Written by Ken A. Neuman, DMD, FAGD, FADI, FICD Saturday, 30 April 2005 19:00
A visit to the dental office in the 21st century. Words to describe this event: fun, informative, exciting, interesting, wow!
Are we describing a visit to the dental office or a visit to the fairground? It's true. How do I know? Our patients tell us. Lets describe a persons first visit to our office.
A VISIT TO THE 21ST CENTURY DENTAL OFFICE
|Figure 1. Front desk greeting.|
An appointment (we need a new name for this event in the future's—how about reservation?) is made over the telephone or by e-mail. The new visitor/guest (formerly known as patient) arrives and is greeted by a warm, caring, empathetic woman who has been working with me for almost 25 years (Figure 1). The guest is asked to fill out the currently required information. (In the future, we will be able to get all this information, including medical history, from an iris scanner, just as I can do now when I reenter Canada at the airport.)

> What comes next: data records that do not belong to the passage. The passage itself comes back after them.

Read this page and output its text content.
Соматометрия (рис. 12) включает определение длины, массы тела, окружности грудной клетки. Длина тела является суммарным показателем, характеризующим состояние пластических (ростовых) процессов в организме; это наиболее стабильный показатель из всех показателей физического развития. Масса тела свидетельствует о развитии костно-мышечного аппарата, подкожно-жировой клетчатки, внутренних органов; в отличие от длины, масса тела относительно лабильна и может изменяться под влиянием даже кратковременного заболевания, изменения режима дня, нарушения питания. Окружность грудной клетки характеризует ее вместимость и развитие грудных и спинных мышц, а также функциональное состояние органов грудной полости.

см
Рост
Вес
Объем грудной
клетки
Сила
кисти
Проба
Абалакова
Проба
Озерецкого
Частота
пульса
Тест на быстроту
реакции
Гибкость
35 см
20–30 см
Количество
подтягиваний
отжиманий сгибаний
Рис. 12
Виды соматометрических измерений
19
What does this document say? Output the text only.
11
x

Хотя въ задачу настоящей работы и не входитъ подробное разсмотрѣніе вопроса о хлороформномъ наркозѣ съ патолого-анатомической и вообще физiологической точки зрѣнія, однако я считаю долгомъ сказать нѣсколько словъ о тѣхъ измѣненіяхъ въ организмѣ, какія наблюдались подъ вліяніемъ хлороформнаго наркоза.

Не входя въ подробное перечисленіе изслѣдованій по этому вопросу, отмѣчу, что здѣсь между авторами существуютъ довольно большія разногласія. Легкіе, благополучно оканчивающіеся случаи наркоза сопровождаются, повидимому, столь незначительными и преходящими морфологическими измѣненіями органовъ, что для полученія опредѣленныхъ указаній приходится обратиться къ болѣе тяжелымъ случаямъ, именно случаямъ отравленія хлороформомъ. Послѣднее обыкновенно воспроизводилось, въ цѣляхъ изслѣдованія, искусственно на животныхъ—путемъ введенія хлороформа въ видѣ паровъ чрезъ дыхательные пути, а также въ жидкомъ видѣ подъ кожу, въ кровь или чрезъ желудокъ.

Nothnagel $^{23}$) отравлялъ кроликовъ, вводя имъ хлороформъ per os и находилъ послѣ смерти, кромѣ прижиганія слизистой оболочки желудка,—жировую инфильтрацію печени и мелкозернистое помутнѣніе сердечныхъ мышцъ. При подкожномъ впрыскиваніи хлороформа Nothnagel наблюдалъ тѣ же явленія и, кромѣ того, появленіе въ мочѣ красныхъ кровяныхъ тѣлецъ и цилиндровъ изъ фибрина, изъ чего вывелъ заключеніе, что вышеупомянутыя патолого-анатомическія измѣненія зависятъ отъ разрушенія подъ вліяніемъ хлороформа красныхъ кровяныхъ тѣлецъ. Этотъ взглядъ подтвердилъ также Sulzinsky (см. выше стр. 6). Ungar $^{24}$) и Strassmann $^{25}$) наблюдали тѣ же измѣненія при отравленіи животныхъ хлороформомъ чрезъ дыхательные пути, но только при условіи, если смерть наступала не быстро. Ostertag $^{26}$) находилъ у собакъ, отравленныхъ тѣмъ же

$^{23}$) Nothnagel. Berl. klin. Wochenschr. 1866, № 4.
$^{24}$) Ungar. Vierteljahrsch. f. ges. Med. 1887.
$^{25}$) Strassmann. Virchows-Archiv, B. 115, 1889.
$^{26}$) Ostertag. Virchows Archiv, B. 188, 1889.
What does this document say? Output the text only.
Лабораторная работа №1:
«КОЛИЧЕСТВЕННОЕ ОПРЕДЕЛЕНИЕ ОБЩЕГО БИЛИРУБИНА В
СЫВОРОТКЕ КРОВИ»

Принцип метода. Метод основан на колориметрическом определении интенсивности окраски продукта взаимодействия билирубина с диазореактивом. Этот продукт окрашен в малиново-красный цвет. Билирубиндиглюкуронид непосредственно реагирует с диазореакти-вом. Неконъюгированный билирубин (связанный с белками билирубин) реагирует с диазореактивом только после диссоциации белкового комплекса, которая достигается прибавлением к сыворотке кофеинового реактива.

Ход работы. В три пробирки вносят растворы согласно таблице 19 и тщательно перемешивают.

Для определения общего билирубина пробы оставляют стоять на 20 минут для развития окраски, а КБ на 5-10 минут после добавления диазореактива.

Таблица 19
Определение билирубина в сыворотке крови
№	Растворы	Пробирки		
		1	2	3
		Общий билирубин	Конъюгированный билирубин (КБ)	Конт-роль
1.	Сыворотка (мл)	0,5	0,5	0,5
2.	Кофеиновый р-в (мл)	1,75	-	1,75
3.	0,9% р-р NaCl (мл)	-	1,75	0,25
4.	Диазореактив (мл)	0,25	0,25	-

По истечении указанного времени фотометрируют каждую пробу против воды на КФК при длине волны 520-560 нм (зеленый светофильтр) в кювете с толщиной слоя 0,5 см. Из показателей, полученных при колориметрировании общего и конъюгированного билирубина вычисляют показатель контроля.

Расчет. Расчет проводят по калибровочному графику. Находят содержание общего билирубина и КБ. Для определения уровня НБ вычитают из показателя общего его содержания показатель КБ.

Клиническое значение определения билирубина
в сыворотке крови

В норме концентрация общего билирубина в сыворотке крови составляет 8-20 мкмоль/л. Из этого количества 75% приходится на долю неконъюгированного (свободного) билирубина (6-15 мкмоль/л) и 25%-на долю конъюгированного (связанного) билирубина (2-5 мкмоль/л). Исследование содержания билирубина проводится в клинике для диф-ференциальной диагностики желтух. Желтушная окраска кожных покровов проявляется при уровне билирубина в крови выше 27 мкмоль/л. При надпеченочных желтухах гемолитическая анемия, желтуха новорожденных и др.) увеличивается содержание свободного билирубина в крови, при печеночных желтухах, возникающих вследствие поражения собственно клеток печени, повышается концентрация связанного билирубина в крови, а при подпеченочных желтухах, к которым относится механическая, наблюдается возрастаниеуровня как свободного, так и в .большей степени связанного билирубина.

|Figure 2. Greeting the rest of the team.|
|Figure 3. Four photos are taken with the intraoral camera.|
Next, guests have a tour of the office and are introduced to the rest of the team on the tour, just as if they were a guest in our home (Figure 2). Then they are escorted into a treatment room, where we take a dental history verbally and find out what goals they have for their immediate and future dental care. Next, using our intraoral camera, we take 4 photos and leave them on the screen for viewing (Figure 3). The 4 photos are full-face, smile, upper arch, and lower arch photos.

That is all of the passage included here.